Finally, addressing these challenges through structured educational initiatives, improved pharmacovigilance and the adoption of novel treatment strategies could enhance clozapine prescription rates and, ultimately, patient outcomes. Future longitudinal studies will be essential to confirm and expand upon the promising results observed during shorter term follow-up periods. This current work had several strengths: it was a prospective, randomised, blinded clinical trial without industry funding, with more than 100 participants whose diagnoses are rarely compared. An important novelty was that a representative sample of patients selected from routine clinical practice was obtained, to whom flexible doses of the drugs under study were administered. This included participants with refractory psychopathologies, multiple previous hospital admissions, polypharmacy and active substance use (dual disorder), factors that are generally exclusion criteria in other trials. Our research offers promising results regarding the use of high-dose antipsychotic polypharmacy for patients with refractory psychosis, an area with few studies and limited evidence (Lawrence et al., 2025).

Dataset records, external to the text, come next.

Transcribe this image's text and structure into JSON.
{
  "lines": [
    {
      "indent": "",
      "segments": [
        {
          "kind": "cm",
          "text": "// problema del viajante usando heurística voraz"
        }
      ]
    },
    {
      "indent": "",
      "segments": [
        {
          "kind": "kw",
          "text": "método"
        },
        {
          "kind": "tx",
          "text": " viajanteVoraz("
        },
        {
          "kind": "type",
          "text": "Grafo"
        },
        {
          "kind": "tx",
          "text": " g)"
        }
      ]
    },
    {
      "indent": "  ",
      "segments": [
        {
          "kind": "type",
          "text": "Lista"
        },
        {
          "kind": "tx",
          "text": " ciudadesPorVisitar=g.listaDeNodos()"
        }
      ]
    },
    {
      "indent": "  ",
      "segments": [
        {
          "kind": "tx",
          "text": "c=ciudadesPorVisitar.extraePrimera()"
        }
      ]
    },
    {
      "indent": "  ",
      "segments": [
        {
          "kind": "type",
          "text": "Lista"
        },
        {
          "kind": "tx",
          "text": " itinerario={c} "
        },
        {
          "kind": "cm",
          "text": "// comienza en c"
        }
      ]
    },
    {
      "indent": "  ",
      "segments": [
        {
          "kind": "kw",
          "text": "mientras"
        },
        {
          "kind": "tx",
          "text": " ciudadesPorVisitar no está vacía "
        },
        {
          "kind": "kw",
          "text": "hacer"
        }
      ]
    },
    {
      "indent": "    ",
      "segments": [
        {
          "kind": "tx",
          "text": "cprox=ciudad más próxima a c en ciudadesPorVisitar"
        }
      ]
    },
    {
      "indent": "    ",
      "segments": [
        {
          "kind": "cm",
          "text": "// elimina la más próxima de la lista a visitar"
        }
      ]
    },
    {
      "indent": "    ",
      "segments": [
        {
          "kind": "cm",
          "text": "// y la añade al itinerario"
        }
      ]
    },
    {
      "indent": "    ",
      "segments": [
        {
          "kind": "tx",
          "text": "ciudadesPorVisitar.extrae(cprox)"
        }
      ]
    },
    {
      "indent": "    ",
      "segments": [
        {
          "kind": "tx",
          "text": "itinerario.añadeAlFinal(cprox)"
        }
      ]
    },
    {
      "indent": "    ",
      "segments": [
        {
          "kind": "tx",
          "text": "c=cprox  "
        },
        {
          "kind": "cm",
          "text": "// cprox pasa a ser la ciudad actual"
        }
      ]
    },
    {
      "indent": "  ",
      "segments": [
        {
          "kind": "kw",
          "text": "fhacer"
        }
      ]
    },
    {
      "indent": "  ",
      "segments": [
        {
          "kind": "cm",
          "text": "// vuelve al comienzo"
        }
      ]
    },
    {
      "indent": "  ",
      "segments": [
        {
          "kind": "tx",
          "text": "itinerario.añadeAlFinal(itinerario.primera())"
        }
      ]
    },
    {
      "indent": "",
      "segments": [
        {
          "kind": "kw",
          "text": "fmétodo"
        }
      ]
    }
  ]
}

The limitations of this work include the lack of records of the number of previous trials patients had undergone with antipsychotics (or their duration), which limited the definition of treatment resistance. We also lacked records of the age of disease onset and the duration of psychotic symptoms. Furthermore, we did not study the anti-suicidal effect of the drug, although previous work supported its effectiveness in this regard (Fakra and Azorin, 2012). Moreover, serum CLZ concentration was not analysed because of laboratory limitations: patients with high rates of smoking were included, making interpretation of the results difficult. Similarly, neither thyroid hormones nor prolactin was determined in order to monitor for unwanted side effects.

Previous studies show that dual schizophrenia is associated with worse clinical symptoms and lower quality of life (Benaiges et al., 2012), with differences in daytime functioning (Adan et al., 2024). Still, our research has not compared the therapeutic response between participants with dual disorders or only with mental disorders, which limits the findings of the work. Another limitation is the lack of diagnostic reliability and stability over time, especially in SZD, a controversial label subject to considerable fluctuations across the last decades (Peraire et al., 2023). Its low reliability may alter the included subjects’ characteristics and undermine the findings’ validity. Gender disproportion, with an unequal distribution between arms, is another limitation that can influence the therapeutic response to affective symptoms. Although we hope that our findings contribute to consolidating the SZD clinical characterisation, it would be advisable to promote periodic re-evaluations of participants with SZD in the future and to conduct effective clinical analyses that consider a gender perspective.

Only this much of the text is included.